TL;DR: A reported 14-point draft deal between the US and Iran includes pledges to restore commercial shipping through the Strait of Hormuz within a month, but key disputes over who controls the waterway remain unresolved, sending Brent crude to its lowest level since late April.
A leaked draft agreement between the United States and Iran is shaking oil markets and raising urgent questions for shipping operators. Iranian state broadcaster IRIB reported seeing a 14-point document that would, in theory, end hostilities and restore cargo vessel traffic through the Strait of Hormuz. But the fine print tells a more complicated story.
Hormuz Control Remains the Core Dispute
The draft text, as cited by IRIB, contains language that Iran’s negotiators will find favourable. It states that managing ship passage and collecting service fees remains at Tehran’s discretion, in cooperation with Oman. That is a significant claim. The Strait of Hormuz handles roughly one fifth of the world’s traded oil. Any toll arrangement would directly affect freight costs on some of the busiest energy corridors on the planet.

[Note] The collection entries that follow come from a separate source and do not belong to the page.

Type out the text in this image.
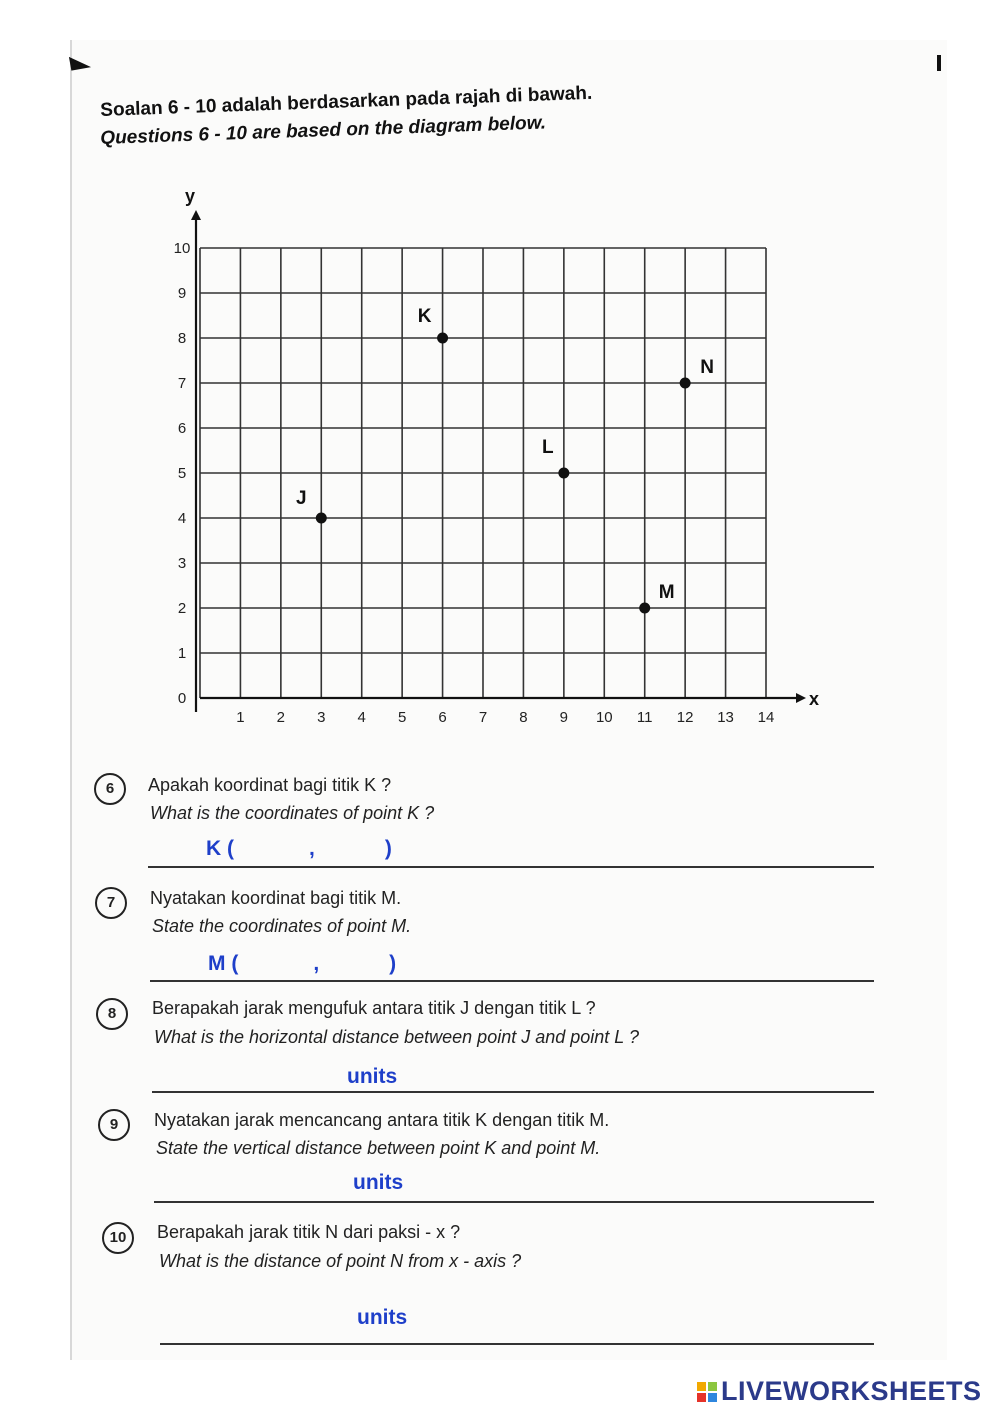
Soalan 6 - 10 adalah berdasarkan pada rajah di bawah.
Questions 6 - 10 are based on the diagram below.
x
y
1 2 3 4 5 6 7 8 9 10 11 12 13 14
0
1
2
3
4
5
6
7
8
9
10
J
K
L
M
N
6	Apakah koordinat bagi titik K ?
What is the coordinates of point K ?
K (	,	)
7	Nyatakan koordinat bagi titik M.
State the coordinates of point M.
M (	,	)
8	Berapakah jarak mengufuk antara titik J dengan titik L ?
What is the horizontal distance between point J and point L ?
units
9	Nyatakan jarak mencancang antara titik K dengan titik M.
State the vertical distance between point K and point M.
units
10	Berapakah jarak titik N dari paksi - x ?
What is the distance of point N from x - axis ?
units
LIVEWORKSHEETS
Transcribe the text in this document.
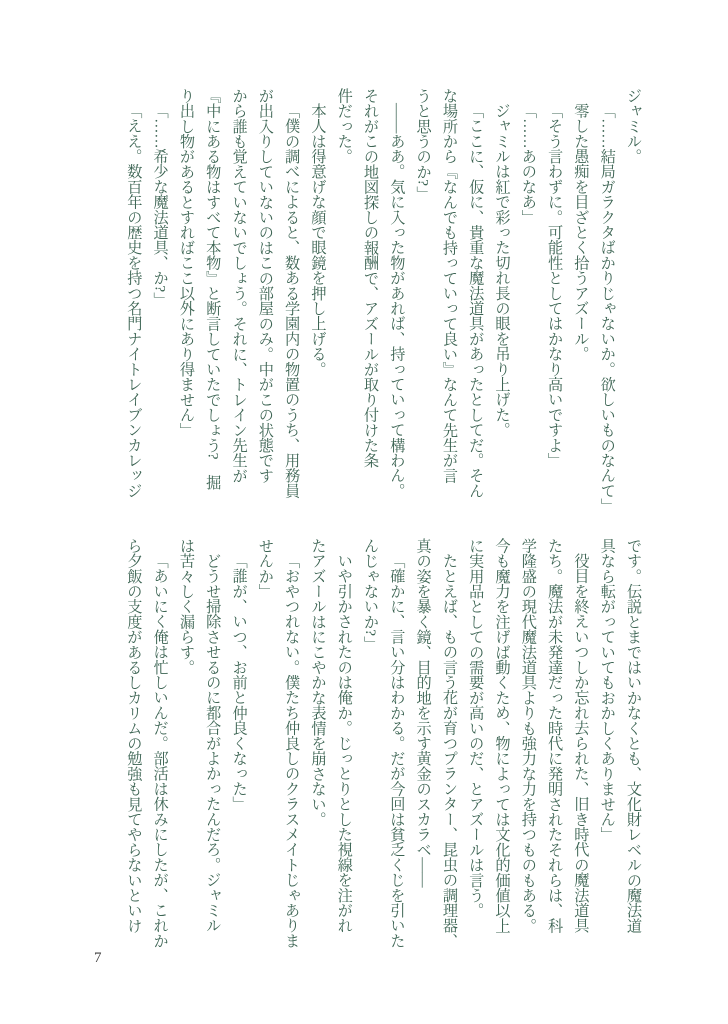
ジャミル。

「……結局ガラクタばかりじゃないか。欲しいものなんて」

零した愚痴を目ざとく拾うアズール。

「そう言わずに。可能性としてはかなり高いですよ」

「……あのなあ」

ジャミルは紅で彩った切れ長の眼を吊り上げた。

「ここに、仮に、貴重な魔法道具があったとしてだ。そん

な場所から『なんでも持っていって良い』なんて先生が言

うと思うのか?」

――ああ。気に入った物があれば、持っていって構わん。

それがこの地図探しの報酬で、アズールが取り付けた条

件だった。

本人は得意げな顔で眼鏡を押し上げる。

「僕の調べによると、数ある学園内の物置のうち、用務員

が出入りしていないのはこの部屋のみ。中がこの状態です

から誰も覚えていないでしょう。それに、トレイン先生が

『中にある物はすべて本物』と断言していたでしょう?　掘

り出し物があるとすればここ以外にあり得ません」

「……希少な魔法道具、か?」

「ええ。数百年の歴史を持つ名門ナイトレイブンカレッジ

です。伝説とまではいかなくとも、文化財レベルの魔法道

具なら転がっていてもおかしくありません」

役目を終えいつしか忘れ去られた、旧き時代の魔法道具

たち。魔法が未発達だった時代に発明されたそれらは、科

学隆盛の現代魔法道具よりも強力な力を持つものもある。

今も魔力を注げば動くため、物によっては文化的価値以上

に実用品としての需要が高いのだ、とアズールは言う。

たとえば、もの言う花が育つプランター、昆虫の調理器、

真の姿を暴く鏡、目的地を示す黄金のスカラベ――

「確かに、言い分はわかる。だが今回は貧乏くじを引いた

んじゃないか?」

いや引かされたのは俺か。じっとりとした視線を注がれ

たアズールはにこやかな表情を崩さない。

「おやつれない。僕たち仲良しのクラスメイトじゃありま

せんか」

「誰が、いつ、お前と仲良くなった」

どうせ掃除させるのに都合がよかったんだろ。ジャミル

は苦々しく漏らす。

「あいにく俺は忙しいんだ。部活は休みにしたが、これか

ら夕飯の支度があるしカリムの勉強も見てやらないといけ

7
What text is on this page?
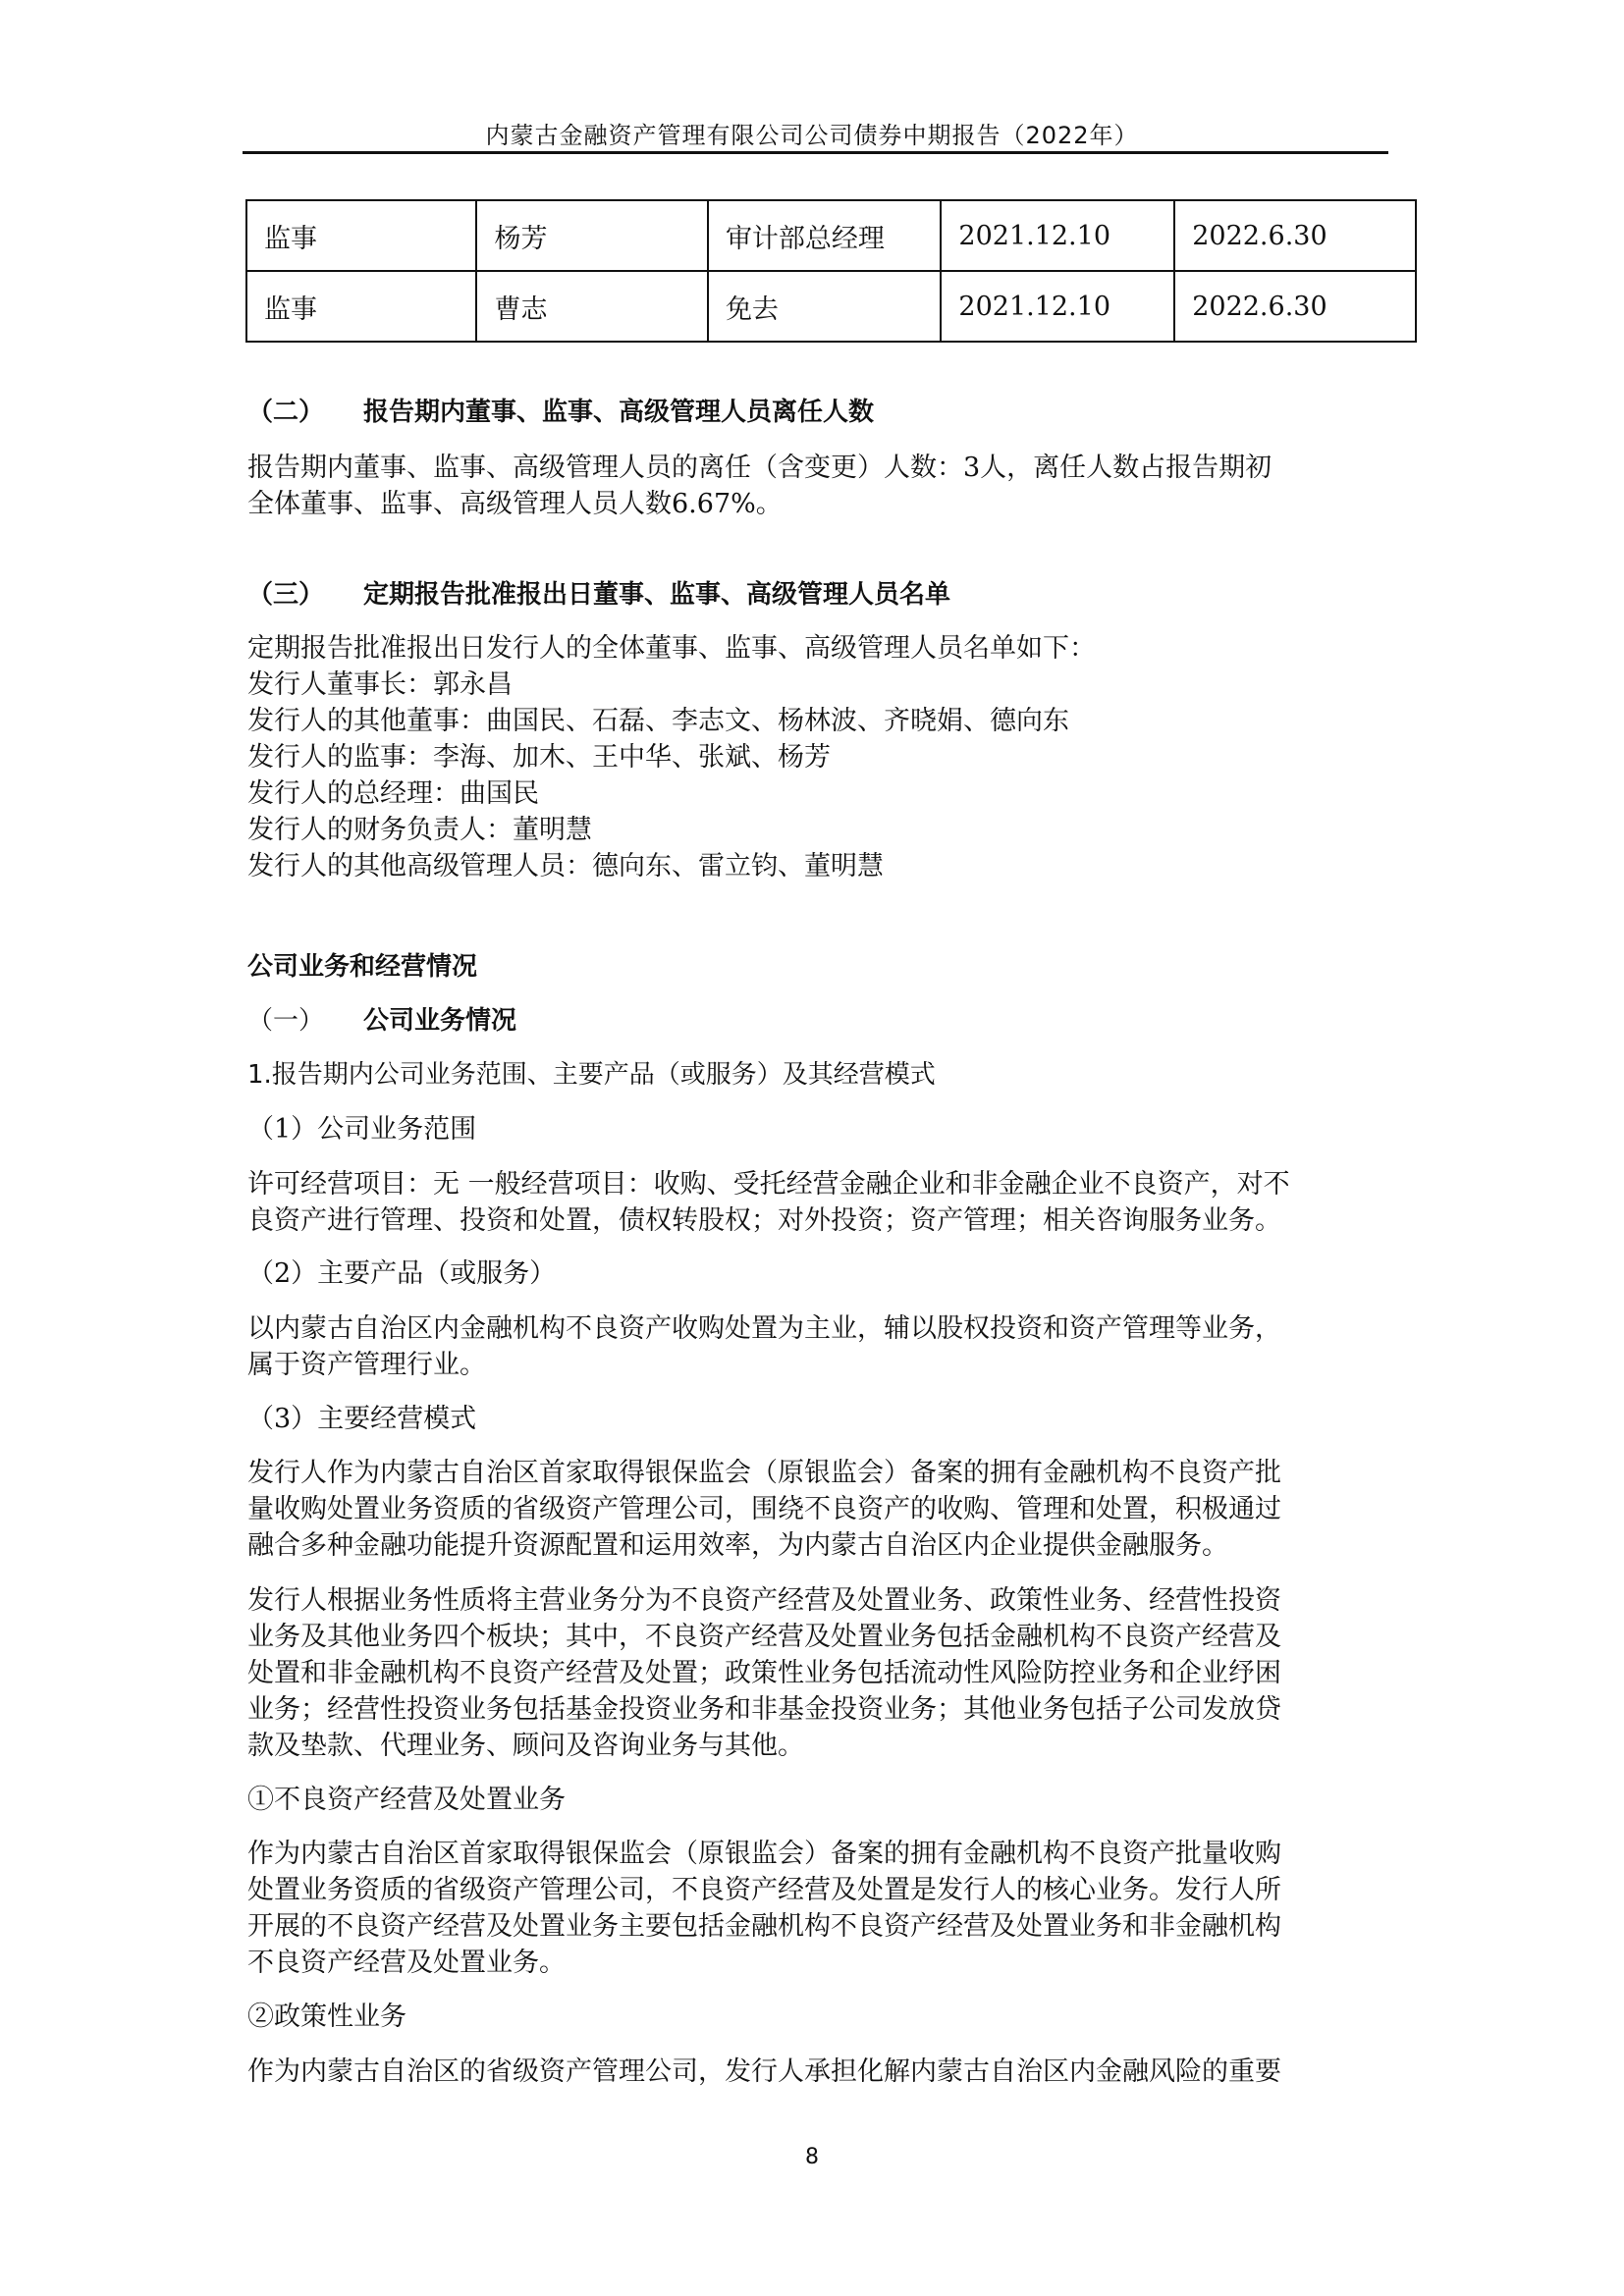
内蒙古金融资产管理有限公司公司债券中期报告（2022年）
监事	杨芳	审计部总经理	2021.12.10	2022.6.30
监事	曹志	免去	2021.12.10	2022.6.30
（二） 报告期内董事、监事、高级管理人员离任人数
报告期内董事、监事、高级管理人员的离任（含变更）人数：3人，离任人数占报告期初
全体董事、监事、高级管理人员人数6.67%。
（三） 定期报告批准报出日董事、监事、高级管理人员名单
定期报告批准报出日发行人的全体董事、监事、高级管理人员名单如下：
发行人董事长：郭永昌
发行人的其他董事：曲国民、石磊、李志文、杨林波、齐晓娟、德向东
发行人的监事：李海、加木、王中华、张斌、杨芳
发行人的总经理：曲国民
发行人的财务负责人：董明慧
发行人的其他高级管理人员：德向东、雷立钧、董明慧
公司业务和经营情况
（一） 公司业务情况
1.报告期内公司业务范围、主要产品（或服务）及其经营模式
（1）公司业务范围
许可经营项目：无 一般经营项目：收购、受托经营金融企业和非金融企业不良资产，对不
良资产进行管理、投资和处置，债权转股权；对外投资；资产管理；相关咨询服务业务。
（2）主要产品（或服务）
以内蒙古自治区内金融机构不良资产收购处置为主业，辅以股权投资和资产管理等业务，
属于资产管理行业。
（3）主要经营模式
发行人作为内蒙古自治区首家取得银保监会（原银监会）备案的拥有金融机构不良资产批
量收购处置业务资质的省级资产管理公司，围绕不良资产的收购、管理和处置，积极通过
融合多种金融功能提升资源配置和运用效率，为内蒙古自治区内企业提供金融服务。
发行人根据业务性质将主营业务分为不良资产经营及处置业务、政策性业务、经营性投资
业务及其他业务四个板块；其中，不良资产经营及处置业务包括金融机构不良资产经营及
处置和非金融机构不良资产经营及处置；政策性业务包括流动性风险防控业务和企业纾困
业务；经营性投资业务包括基金投资业务和非基金投资业务；其他业务包括子公司发放贷
款及垫款、代理业务、顾问及咨询业务与其他。
①不良资产经营及处置业务
作为内蒙古自治区首家取得银保监会（原银监会）备案的拥有金融机构不良资产批量收购
处置业务资质的省级资产管理公司，不良资产经营及处置是发行人的核心业务。发行人所
开展的不良资产经营及处置业务主要包括金融机构不良资产经营及处置业务和非金融机构
不良资产经营及处置业务。
②政策性业务
作为内蒙古自治区的省级资产管理公司，发行人承担化解内蒙古自治区内金融风险的重要
8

President Trump rejected that framing outright.
“The strait of Hormuz is going to be open to everybody. We’ll watch over it, but nobody’s going to control it.”
President Donald Trump
Trump went further, describing the waterway as international waters and warning that any party attempting to block or charge vessels would face consequences. The gap between Tehran’s draft language and Washington’s stated position is wide. No agreement on Hormuz access can hold if both sides read the text differently.
Oil Markets React, Shipping Watches Closely
Crude futures moved fast on the IRIB report. Front-month Ice Brent dropped sharply, approaching its lowest intraday level since 21 April.
A confirmed deal that reopens Hormuz fully would add supply confidence to the market. But the draft contains no mention of Iran’s nuclear programme and no pathway for repatriating frozen Iranian funds. Trump confirmed sanctions relief is off the table for now. That limits the durability of any arrangement. Freight operators routing tankers or bulk cargo through the Gulf should treat this as a developing situation, not a cleared lane.
Iran pledged in the draft to return commercial ship traffic to pre-war levels within one month. That timeline is aggressive. Whether it survives contact with the political reality in both capitals is another matter entirely.